Digital Scripture: Does the iBible Change How We Read Scripture?

Does the medium affect the message when it comes to Scripture? I was thinking about this quite a lot after I read a blog post titled iBible by Mike Wittmer. Wittmer asked this challenging question: “Is it hard to remember that you are reading God’s revelation when you are reading it on the same screen that you check email, surf the Internet, return texts, and bomb angry birds?” I think so!

I know that when I am reading on my iPod, PC, or even my Kindle, I am much more likely to suddenly think of something that feels really urgent that I should quickly look up using the device than when I read with a hard copy of a book. The easiest way to solve this problem is to unplug the Internet or turn off the wireless while you are trying to focus. Of course most of us don’t have that kind of discipline, which explains why its now possible to buy a software program called Freedom; its only purpose is to make it possible for you to lock yourself off of the Internet for however long you feel you need to focus.

One of the best metaphors for what I am talking about is the hyperlink, which, as Nicholas Carr points out in The Shallows, is “designed to grab our attention.” Carr demonstrates this by citing a study which demonstrates that every time you see a hyper-link your brain has to evaluate whether you will click on it or not. Apparently you recall a lot less when the medium you are using to read includes hyper-links.

If “multitasking is junk food for the brain,” then how can we teach our young people to be solely focused on God when we give Scripture to them in a digital format. It is like asking them to use just one tool in a swiss-army knife, while ignoring all the other fun options!

Soren Kierkegaard understood that Scripture demands are whole attention; a long time ago, even before there were digital devices to contribute to this problem, he said: “take Holy Scripture and lock your room,” for “the person who is not alone with God’s Word is not reading God’s word.”

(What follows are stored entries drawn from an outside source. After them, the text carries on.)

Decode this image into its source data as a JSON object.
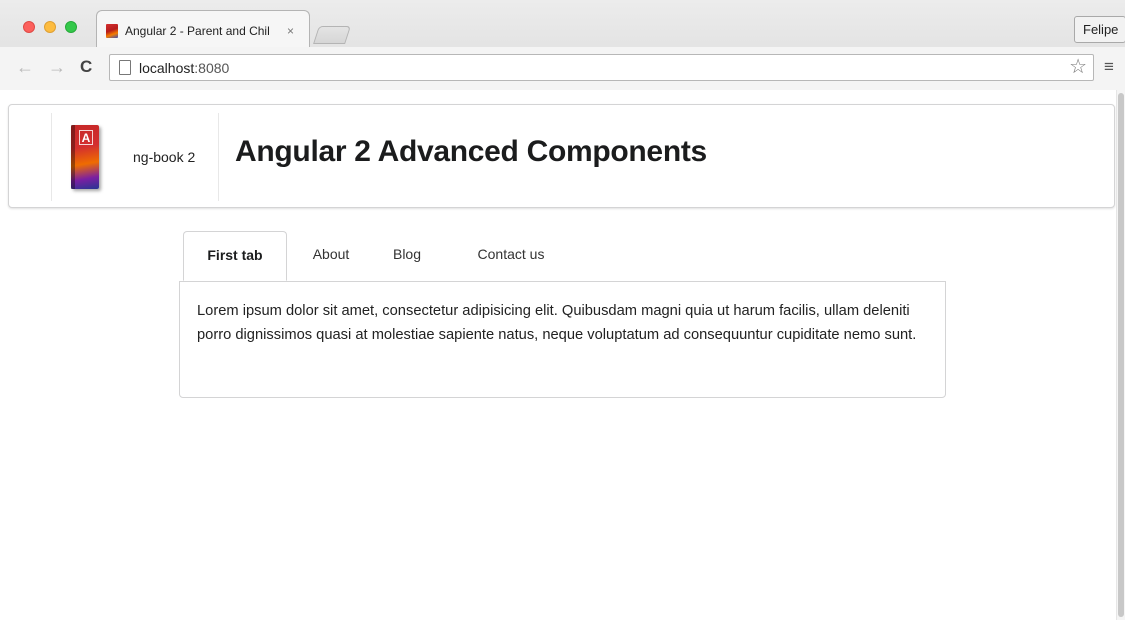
{
  "browser": {
    "tab_title": "Angular 2 - Parent and Chil",
    "tab_close": "×",
    "profile_name": "Felipe",
    "url_host": "localhost",
    "url_port": ":8080",
    "icons": {
      "back": "arrow-left-icon",
      "forward": "arrow-right-icon",
      "reload": "reload-icon",
      "page": "page-icon",
      "bookmark": "star-icon",
      "menu": "hamburger-menu-icon"
    }
  },
  "header": {
    "brand_name": "ng-book 2",
    "title": "Angular 2 Advanced Components"
  },
  "tabs": [
    {
      "label": "First tab",
      "active": true
    },
    {
      "label": "About",
      "active": false
    },
    {
      "label": "Blog",
      "active": false
    },
    {
      "label": "Contact us",
      "active": false
    }
  ],
  "content": {
    "text": "Lorem ipsum dolor sit amet, consectetur adipisicing elit. Quibusdam magni quia ut harum facilis, ullam deleniti porro dignissimos quasi at molestiae sapiente natus, neque voluptatum ad consequuntur cupiditate nemo sunt."
  },
  "colors": {
    "close": "#fc605c",
    "minimize": "#fdbc40",
    "zoom": "#34c84a",
    "title_text": "#1b1c1d",
    "border": "#d4d4d5"
  }
}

Having said all this let me quickly hit the other side of the issue. If you haven’t checked out YouVersion yet, there are some cool benefits of using a digital Bible. For example, if you forget to do your daily Bible reading you can get the program to email your accountability partner; another example that traditional books can’t do is that the program can read aloud to you; finally, you can join a social community at your church or with fellow Christians online and add public notes, earn badges for completing your reading,  highlight special verses, or upload passages to Twitter or Facebook with a program like this. All of these added benefits may cause a person to stick with a reading plan when in the past they might have failed without the multi-tasking like nature of a hard copy of the Bible.

To conclude then, most of the people who have responded to Wittmer’s question at the start of this blog entry claim that they are not distracted when they read scripture on their devices. Nevertheless, I am thankful that the first Bible my daughter owns does not exist only inside of an iPad, but is actually an old fashioned Picture Bible given to her by her Grandma. I’m afraid though that many of her friends may never have hard copies of God’s word.